What’s more, the average debt for international relations master’s grads was higher than for any other subject the article surveyed, more than grads from from master’s programs in education, in journalism…even in social work.


More debt than social workers? Who knew?

Look, sixty-five grand is a lot of $dough$.

You can buy a brand-new BMW M3 for that kind of coin.


Sweet ride.  Still wish you had that master’s degree?

Now, I’m just sort of being mean by showing you that awesome piece of German engineering. Maybe the degree is worth it.

But you really should run the numbers before you sell your soul to the bank.

First, let’s look at some info floating around about average salaries in the field.

An industry site surveys at some D.C. area universities like Johns Hopkins SAIS and George Washington Univeristy and found that the median salaries in this area ran from around US$61,600 to US$77,000, in 2019 dollars. (I can only assume these are pre-tax wages.)

Again, that’s the median salary, so it’s right in the mid-range, not an entry-level job.

In other words, the average person working in the international relations area is making about as much in a year, pre-tax, as they owe in debt.

At first you may think:  You idiot, that’s not very much, just a year’s wages.

Except that you aren’t left with anywhere near your pre-tax income to pay off your loans.


Even if you are putting a solid 20 percent of your after-tax income towards these loans, you’re still probably looking at a decade of payments.

Second, what’s the added earning power of a master’s degree?

Surveys abound showing that advanced degrees can enhance earning power.

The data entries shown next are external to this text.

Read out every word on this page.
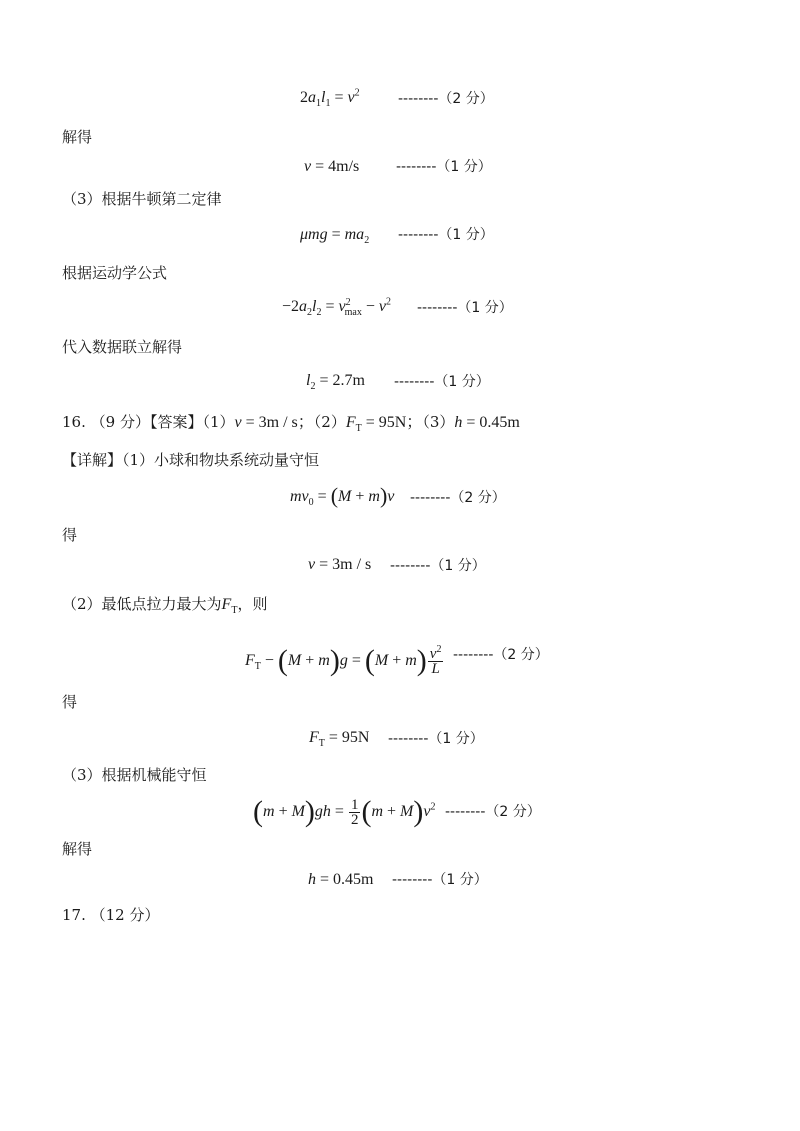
$2a_1l_1 = v^2$	--------（2 分）
解得
v = 4m/s	--------（1 分）
（3）根据牛顿第二定律
$\mu mg = ma_2$ --------（1 分）
根据运动学公式
$-2a_2l_2 = v^2_{max} - v^2$ --------（1 分）
代入数据联立解得
$l_2 = 2.7m$ --------（1 分）
16. （9 分）【答案】（1）v = 3m / s；$(2)F_T = 95N$；（3）h = 0.45m
【详解】（1）小球和物块系统动量守恒
$mv_0 = (M + m)v$ --------（2 分）
得
v = 3m / s --------（1 分）
（2）最低点拉力最大为$F_T$，则
$F_T - (M + m)g = (M + m) \frac{v^2}{L} --------(2$ 分）
得
$F_T = 95N$ --------（1 分）
（3）根据机械能守恒
$(m + M)gh = \frac{1}{2} (m + M)v^2$ --------（2 分）
解得
h = 0.45m --------（1 分）
17. （12 分）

This one piece by a newspaper from Maine, using data, implies that a master’s in international relations can lead to a 96 percent pay bump

Until you read the fine print, where you learn that the 96 percent increase is the jump between the median entry-level and mid-level salaries, and that the figures do not differentiate between what degree people had.

Again:  maybe the master’s degree holders made substantially more. But it’s hard to know for sure.

Moreover, few people factor in the two big opportunity costs of the master’s program:

  • Little to no earnings for two (usually) years; and
  • No real-world work experience for that same period.

On the flippity-flip, you often meet a lot of people in your future field in your master’s program, so there is a networking upside to study. Plus, many people find the study in and of itself to be tremendously rewarding. Life’s not all about money, after all.

Instead, what I’m saying is, do the math and think carefully before you owe a bank US$65,000.

Maybe a master’s in international relations is right for you.

But maybe you’d do just as well working those two years in the international relations field, building up experience, making money, and networking.

I’m concluding this post with the real-world experience that prompted me to pay so much attention to the Wall Street Journal article.

I meet a LOT of people with master’s degrees in international relations in my work.


Many of them are struggling to find work. There are a lot more fish in that pond than they — and I — ever thought.

There are so many of them, in fact, that in many D.C.-area jobs searches, the degree doesn’t really call any attention to itself.

And many of them are disappointed when they make this startling (to me, at least) discovery.

This is all to say — these degrees are the right fit for some people, but they are not talismans that guarantee jobs. In the wrong circumstances, they could even represent a serious financial setback.

So do the math before you take the plunge, that’s all!